2. Starting with issues.

I'd submitted my first PR without any prior discussion, but starting from PR #1838, I began discussing designs in issues first. Sketching a blueprint before writing code turned out to be better. I could get input from someone with deep knowledge of the codebase, and considering tradeoffs at the design stage led to better outcomes.

3. Aggregated Discovery.

While thinking about reducing Kubernetes API calls at work, issue #1813 caught my eye. It was a feature request to reduce API resource discovery from N+2 calls to just 2, filed in August 2025 with no one picking it up.

I posted my research in the issue first, then split the work into two stages: PR #1873 and PR #1876. clux tested it against a slower cluster:

28s-to-2s.png

I didn't expect that much improvement. It was fascinating to see code I wrote make a measurable difference, and this was when I first thought about doing systematic performance benchmarking. Right after this PR was merged, a comment appeared.

member-invite.png

I didn't see it coming at all. I think I went around telling everyone. After that, people at work started asking me about kube-rs, things like what this or that feature does, or which approach is better.

4. Competitiveness.

Issue #1844 had its root cause identified by another contributor, but no PR followed. I waited a month, re-verified the analysis, and opened PR #1882. Honestly, there was some competitiveness involved. The proposed design felt excessive, and I thought I could write something simpler. I don't think the motivation for contributing needs to be noble. Improving work code, curiosity, competitiveness, whatever it is, the more diverse the motivation, the longer you keep at it.

5. Releases and versioning.

PR #1884 was a breaking change to make subresource methods more ergonomic. The timing worked out to land it in the 3.0.0 milestone.

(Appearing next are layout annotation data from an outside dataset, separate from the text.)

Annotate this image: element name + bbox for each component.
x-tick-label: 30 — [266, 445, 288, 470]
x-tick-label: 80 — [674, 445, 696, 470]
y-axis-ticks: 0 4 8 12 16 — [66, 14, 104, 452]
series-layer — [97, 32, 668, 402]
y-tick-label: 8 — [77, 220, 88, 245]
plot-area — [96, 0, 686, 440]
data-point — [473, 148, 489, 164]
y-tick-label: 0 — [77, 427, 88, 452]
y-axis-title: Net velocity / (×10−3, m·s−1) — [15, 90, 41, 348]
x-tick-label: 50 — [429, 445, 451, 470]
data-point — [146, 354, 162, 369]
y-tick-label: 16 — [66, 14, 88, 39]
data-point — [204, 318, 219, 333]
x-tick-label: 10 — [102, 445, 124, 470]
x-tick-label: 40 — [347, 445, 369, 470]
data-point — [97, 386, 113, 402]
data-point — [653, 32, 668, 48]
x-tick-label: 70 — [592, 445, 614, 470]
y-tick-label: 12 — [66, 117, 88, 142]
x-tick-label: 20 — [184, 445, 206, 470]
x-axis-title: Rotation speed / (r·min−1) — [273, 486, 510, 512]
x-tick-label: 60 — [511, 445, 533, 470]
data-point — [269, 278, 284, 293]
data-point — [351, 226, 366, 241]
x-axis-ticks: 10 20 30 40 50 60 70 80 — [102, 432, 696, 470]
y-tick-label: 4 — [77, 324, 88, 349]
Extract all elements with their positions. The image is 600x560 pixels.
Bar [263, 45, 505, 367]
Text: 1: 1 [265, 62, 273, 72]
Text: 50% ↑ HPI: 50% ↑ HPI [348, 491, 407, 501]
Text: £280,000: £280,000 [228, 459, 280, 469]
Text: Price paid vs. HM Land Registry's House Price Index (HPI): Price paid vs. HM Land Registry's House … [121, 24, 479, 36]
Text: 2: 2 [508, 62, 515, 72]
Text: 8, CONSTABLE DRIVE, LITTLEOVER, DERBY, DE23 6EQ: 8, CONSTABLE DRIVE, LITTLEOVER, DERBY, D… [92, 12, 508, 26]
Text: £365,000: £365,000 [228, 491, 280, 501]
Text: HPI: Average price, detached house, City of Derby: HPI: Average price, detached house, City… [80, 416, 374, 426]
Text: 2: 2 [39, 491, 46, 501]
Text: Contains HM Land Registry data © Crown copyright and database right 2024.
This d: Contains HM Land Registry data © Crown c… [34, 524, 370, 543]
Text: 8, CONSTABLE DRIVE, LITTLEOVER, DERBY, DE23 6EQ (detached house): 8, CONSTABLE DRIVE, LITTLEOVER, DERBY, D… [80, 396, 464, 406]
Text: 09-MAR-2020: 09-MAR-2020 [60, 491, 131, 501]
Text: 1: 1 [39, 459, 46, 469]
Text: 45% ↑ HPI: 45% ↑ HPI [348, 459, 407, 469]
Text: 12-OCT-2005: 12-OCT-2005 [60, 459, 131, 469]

PR #1936 picked up a dependabot-initiated rand 0.10 update that had failed CI due to unhandled breaking API changes, and I completed the migration. Then issue #1938 reported that tower-http's declared lower bound was below the API version actually used, breaking builds. Seeing these issues made me realize that properly managing dependency lower bounds is directly tied to the quality of an open source project.

6. Open source process.

Issue #1857 had a related PR #1867 already merged but the issue was still open. When I asked if it could be closed, the judgment was that the work should be split into two stages, something that wasn't apparent when the issue was first filed. After the easy part was done, issue #1892 was opened for the harder part. I learned that closing an issue is itself a judgment call, and scoping work is part of the process.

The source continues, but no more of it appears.